We need to carefully consider our next moves. The stakes have never been higher for American education, science, and medicine. Automation, robotics, and AI are changing the world in a way that makes nostalgia a fatal diseae. Going back to jobs on the auto assembly line as they were before cannot happen. There are already driverless cabs in Los Angeles and driverless 18 wheelers in Texas. We check ourselves out at Walmart. We order on line. Those jobs did not leave the country, they are just gone. The pace of change is accelerating. These factors in combination will dramatically change the future of science, manufacturing, and medicine. I am convinced the changes that are coming will dwarf the impact of the printing press. We cannot Make America Great Again by longing for the past, we have to face reality, and prepare for the future, especially in medicine. Automation, robotics, and artificial intelligence will worsen economic inequality and we need to be thinking about ways to address that now. Slogans, culture wars, and wish fantasies won’t get us there.

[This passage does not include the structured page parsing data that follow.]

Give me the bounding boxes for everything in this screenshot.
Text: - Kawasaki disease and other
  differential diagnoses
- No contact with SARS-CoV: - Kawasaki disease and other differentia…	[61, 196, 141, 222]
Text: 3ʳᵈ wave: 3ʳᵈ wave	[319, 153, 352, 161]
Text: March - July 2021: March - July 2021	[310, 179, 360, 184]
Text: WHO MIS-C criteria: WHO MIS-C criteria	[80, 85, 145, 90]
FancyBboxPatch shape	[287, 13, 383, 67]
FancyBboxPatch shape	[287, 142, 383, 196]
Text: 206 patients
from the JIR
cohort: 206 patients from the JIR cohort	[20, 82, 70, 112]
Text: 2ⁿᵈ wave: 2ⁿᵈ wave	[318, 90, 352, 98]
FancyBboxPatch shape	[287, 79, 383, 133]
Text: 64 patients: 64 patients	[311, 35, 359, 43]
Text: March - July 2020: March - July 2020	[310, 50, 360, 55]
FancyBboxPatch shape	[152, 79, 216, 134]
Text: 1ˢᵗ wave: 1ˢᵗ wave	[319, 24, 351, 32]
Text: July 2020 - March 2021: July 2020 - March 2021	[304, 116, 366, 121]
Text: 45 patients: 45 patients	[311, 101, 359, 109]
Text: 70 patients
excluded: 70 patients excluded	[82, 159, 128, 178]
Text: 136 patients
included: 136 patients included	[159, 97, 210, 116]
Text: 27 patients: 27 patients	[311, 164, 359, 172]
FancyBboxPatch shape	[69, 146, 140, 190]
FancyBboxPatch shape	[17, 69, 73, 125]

Bill, you wrote: " ... . Our government is at war with the country’s leading universities and science is under attack, meddling with their internal operations and withholding billions of dollars in research funding. America’s crown jewels of science, the National Institutes of Health and the National Science Foundation, are being gutted. The effects of these mistakes will be long lasting. Scientific research is not something you can just turn on and off ... " You are usually so complete thorough in your thinking, I am pleased to call you colleague & friend. However, the above is biased left wing political tripe and you need to be called out for its lack of even handedness. You are quite intelligent, but I am not sure you are match for the likes of Marty Makary and Jay Bhattacharya who now run the top governmental science/medical institutions. Their previous work has been first rate science & certainly they will protect the necessary, scuttle nonsense, and deal with universities, etc not following governmental obligations. As you must know, a multitude of ridiculous and wasted studies have been done, repeatedly funded by the government, and it is time to stop that nonsense-they will. You are acting without any knowledge of what exactly is being done--how unscientific. You should join these remarkable physicians & not criticize their even handed efforts. HRS, MD, FACC
Well... considering the vast majority of studies came be reproduced I don't hold much value in China have more published studies. I'm thinking the new heads will again fund research but first they have to stop the nonsense you've heard of. Studying mating calls of South American cockroaches is nonsense. Someone needs to use ai to stop the overlap in funding that seems to occur.
A friend sells into the research field so of course sales are down awaiting funding outcomes. But in one instance the new phd person trying to set up a new lab in fairly big univ applied for a grant to study something they already studied during under grad yrs. It's nonsense that this is allowed.
The other thing I have a huge gripe about is that we fund so much of this research yet we can't see but a tiny synopsis of the results. Unless you fork out lots of money. That should all be transparent to the public... including the specific names of what was used in their methods.
Other than that I agree with you🙂 DOGE found the waste but has no authority to block it. Hopefully Jay, Markary and rfk can get on it fast so fund can flow where most useful. I would think grok et al could quickly tell them which proposals are too close to past studies to be worthwhile or if the answer was already addressed 50 yrs ago.